Bulgar Ordusunda Bir Arnavut Yüzbaşı Ustiyanov Türk İstihbaratında Bulgar Sadık!
Osmanlı İmparatorluğu döneminde Türklerin, Müslüman olmayan unsurlardan devşirdikleri istihbarat çalışanlarına ve bunların dairesine martolos deniliyordu.
Bizans kökenli olan bu teşkilat adının “Silahlı Nöbetçi, Milis Mensubu” gibi anlamları olduğu söyleniliyor.

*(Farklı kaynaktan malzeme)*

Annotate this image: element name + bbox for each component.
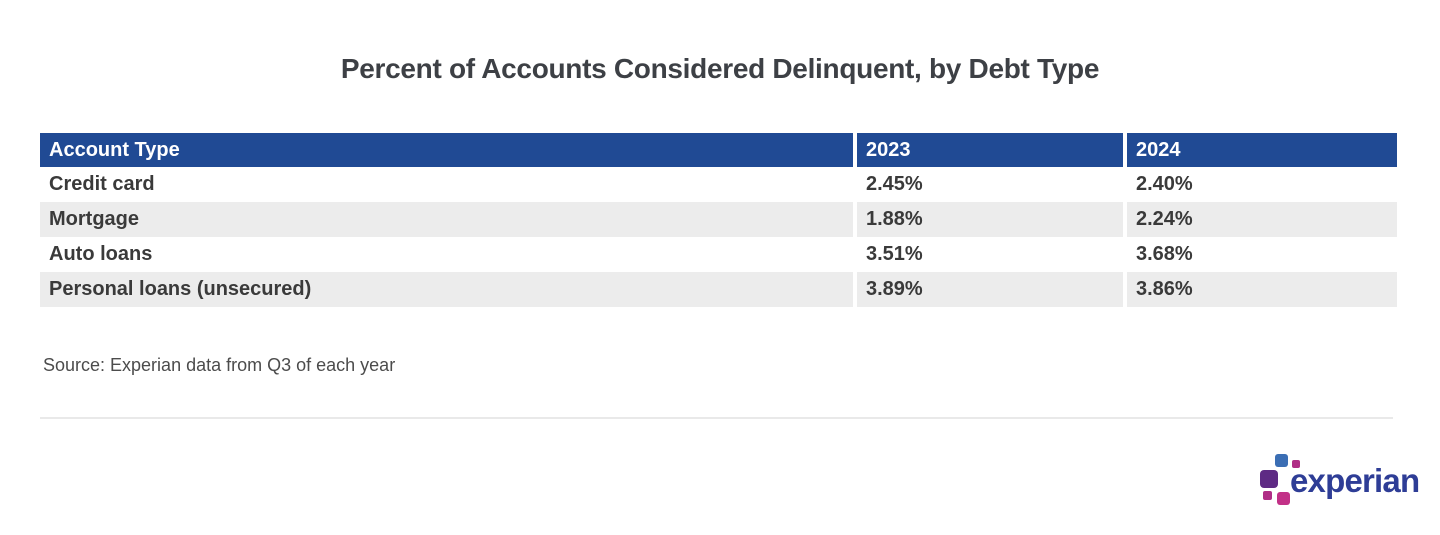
delinquency-table: Account Type 2023 2024 Credit card 2.45%…	[40, 133, 1397, 307]
table-cell-2024: 3.86%	[1127, 272, 1397, 307]
table-cell-2024: 2.40%	[1127, 167, 1397, 202]
source-note: Source: Experian data from Q3 of each ye…	[43, 355, 396, 375]
row-label: Personal loans (unsecured)	[40, 272, 853, 307]
page-title: Percent of Accounts Considered Delinquen…	[340, 53, 1100, 84]
table-cell-2023: 1.88%	[857, 202, 1123, 237]
table-cell-2023: 2.45%	[857, 167, 1123, 202]
logo-magenta-square-left-icon	[1263, 491, 1272, 500]
trademark-symbol: ™	[1383, 486, 1391, 495]
logo-magenta-square-top-icon	[1292, 460, 1300, 468]
row-label: Mortgage	[40, 202, 853, 237]
logo-purple-square-icon	[1260, 470, 1278, 488]
column-header-2024: 2024	[1127, 133, 1397, 167]
horizontal-divider	[40, 417, 1393, 419]
row-label: Credit card	[40, 167, 853, 202]
table-cell-2024: 3.68%	[1127, 237, 1397, 272]
table-cell-2023: 3.51%	[857, 237, 1123, 272]
column-header-account-type: Account Type	[40, 133, 853, 167]
experian-logo: experian ™	[1259, 454, 1420, 506]
column-header-2023: 2023	[857, 133, 1123, 167]
footer: experian ™	[0, 454, 1420, 506]
page: Percent of Accounts Considered Delinquen…	[0, 52, 1440, 535]
table-cell-2023: 3.89%	[857, 272, 1123, 307]
row-label: Auto loans	[40, 237, 853, 272]
experian-wordmark: experian	[1290, 462, 1420, 499]
logo-blue-square-icon	[1275, 454, 1288, 467]
table-cell-2024: 2.24%	[1127, 202, 1397, 237]
logo-magenta-square-bottom-icon	[1277, 492, 1290, 505]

Hıristiyan dünyası ile ilgili haber alma faaliyetlerinde özellikle Yahudiler ve mezhep çekişmesi nedeniyle birbirlerine düşmanlık besleyen Bogomil ve Ortodoks Hıristiyan casuslardan faydalanılmıştır.

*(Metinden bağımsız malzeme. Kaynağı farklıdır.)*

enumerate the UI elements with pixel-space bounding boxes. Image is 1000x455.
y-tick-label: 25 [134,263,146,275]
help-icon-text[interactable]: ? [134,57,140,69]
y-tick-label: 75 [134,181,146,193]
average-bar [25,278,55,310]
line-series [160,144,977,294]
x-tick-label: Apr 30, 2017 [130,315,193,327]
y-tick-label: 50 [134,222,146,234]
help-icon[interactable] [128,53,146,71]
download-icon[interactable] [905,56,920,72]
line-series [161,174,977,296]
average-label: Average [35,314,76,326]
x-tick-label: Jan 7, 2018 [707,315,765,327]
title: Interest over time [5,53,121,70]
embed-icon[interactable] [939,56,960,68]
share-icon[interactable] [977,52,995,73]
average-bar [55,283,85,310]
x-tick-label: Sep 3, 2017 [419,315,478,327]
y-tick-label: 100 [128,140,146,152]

Bu iş için önce Ortodokslar’ın bir kaç yüz yıl sonra da Protestanlar’ın, Katolik devletlere karşı haberci ve casus olarak değerlendirilmesi fikri, II. Murad tarafından 1421'de Martolos teşkilatı yenilenerek harekete geçirilerek değerlendirildi.
Macar Tarihçi Sandor Taktas, Osmanlı'nın en geniş topraklara sahip olduğu dönemde, Kanuni Sultan Süleyman'ın, Çekçe, Macarca, İtalyanca ve Almanca bilen Yahudi casusları kullandığını gündeme getirmişti. Öyle ki "Katolik bir papazla, bazı yüksek rütbeli subaylar da aslında Kanuni'ye çalışan elde edilmiş casuslardı."
Hatta, Türkler adına Avrupa'da topyekün casusluk yapan köyler vardı. 1677'de Fransız elçi Novantel, Avusturya kalelerinin planlarını Osmanlı vezirine veriyordu. O planları çizen Venedikli mühendis Borazzi'ye Osmanlı, keselerle maaş bağlıyordu.
Genellikle ganimet ve macera peşinde koşan Hristiyanlardan toplanan ve 15. yüzyılda sadece serhat yani sınır bölgelerinde görev yapan Martoloslar, Kanûnî Sultan Süleyman devrinden itibaren iç bölgelerde muhafız ve derbentçilik görevlerini de üstlendiler.
1734’te Hollanda’da basılan bir kitapta, tam 38 yıl Fransa sarayında Osmanlı casusu olarak görev yapan bir Gökoğuz yani Gagavuz Türkü olan Titus Moldavientus (Titus Moldariensis Clericus), Osmanlı sarayında bilinen ismi ile Sicilyalı Mehmed Efendi’den söz edilir.
Yavuz Sultan Selim'in görevlendirmesiyle Sicilyalı Mehmet Ağa; dile kolay tam 40 yıl, “Titus” adıyla Fransa'da Osmanlı adına casusluk yaptı.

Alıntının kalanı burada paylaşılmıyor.